Tuesday 5 April 2016

Don't forget your local!

To my utter shame I rather neglected local studies and archives in my last post. Which is a shame as these parts of the service are essential to the sense of identity of communities and the individuals in them. Whether it's family history, local annals, contemporary datasets with their proper contexts or whatever else illuminates the journey taken to get to the here and now it all has more than just a frivolous value. The content of these collections is the very personal experience of the communities the library service serves.

All those adverts for Ancestry and Find My Past in the breaks during the re-runs of "Who Do You Think You Are?" tell of the value of this content for that sense of identity. More than that, the collections don't tell of a straight-line lineage of connections over time. People, groups of people, come and go and some come back again, each wave of immigration bringing in something new and fresh stories to tell whether they're Beaker Folk or Flemish weavers, Irish navvies or Somali refugees, exiled princes or people looking for a fresh start. If your family came to Britain any time after the last glaciation you're an immigrant so get over it and share in the story.

Less obviously, these collections can provide significant scientific data. Epidemiology has benefited from the mapping over time of disease outbreaks. Climatology draws upon the seemingly-trivial stuff like the first records of primroses and swallows of the year as much as the dramatic chronicles of great storms and little Ice Ages. Astronomy, biology, geology are all the richer from having data sets available that stretch back over the centuries and which often describe that which has been lost to extinction, war and development.

Reminiscence events drawing on local collections have considerable therapeutic benefits which chime well with libraries' wider contributions to the health and well-being of their communities. And they're fun. In fact, a lot of these collections are fun; because they're about people and people like having fun and often record it.
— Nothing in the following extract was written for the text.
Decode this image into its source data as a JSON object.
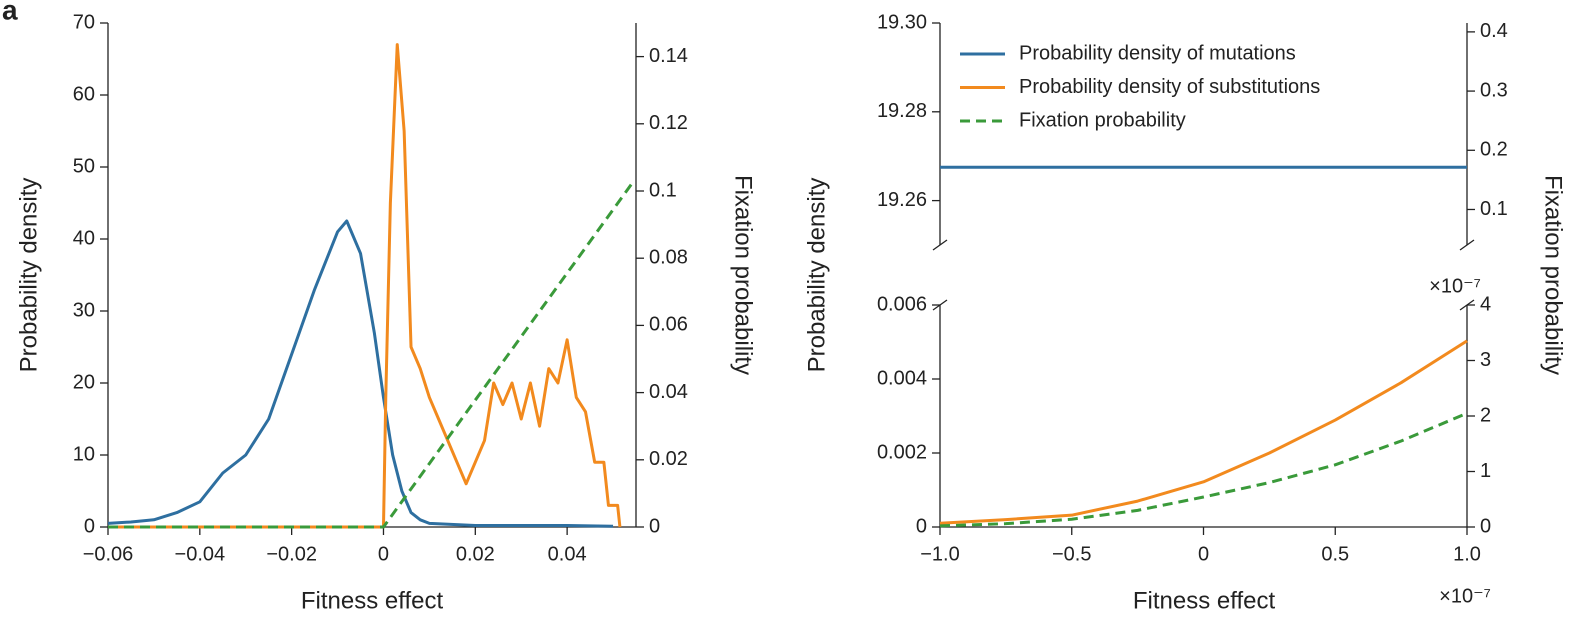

New, digital, technologies provide challenges and opportunities — how to usefully preserve digital content, how to make it more widely available and present it in exciting and interesting ways whilst preserving the authenticity of the material. And when it works, it's brilliant: if you want a good example of getting it right and getting archives out of the cellars and attics of our buildings, go and have a look on the ground floor of Manchester's Central Library. The pity is that this is only possible at a large city or regional scale. And then for how long before somebody insists it gets sent to London to be properly looked after because us provincials don't know no better? The neglect and dissolution of small local collections in community (not "community") libraries feels more and more like Doctor Beeching is in charge of our heritage.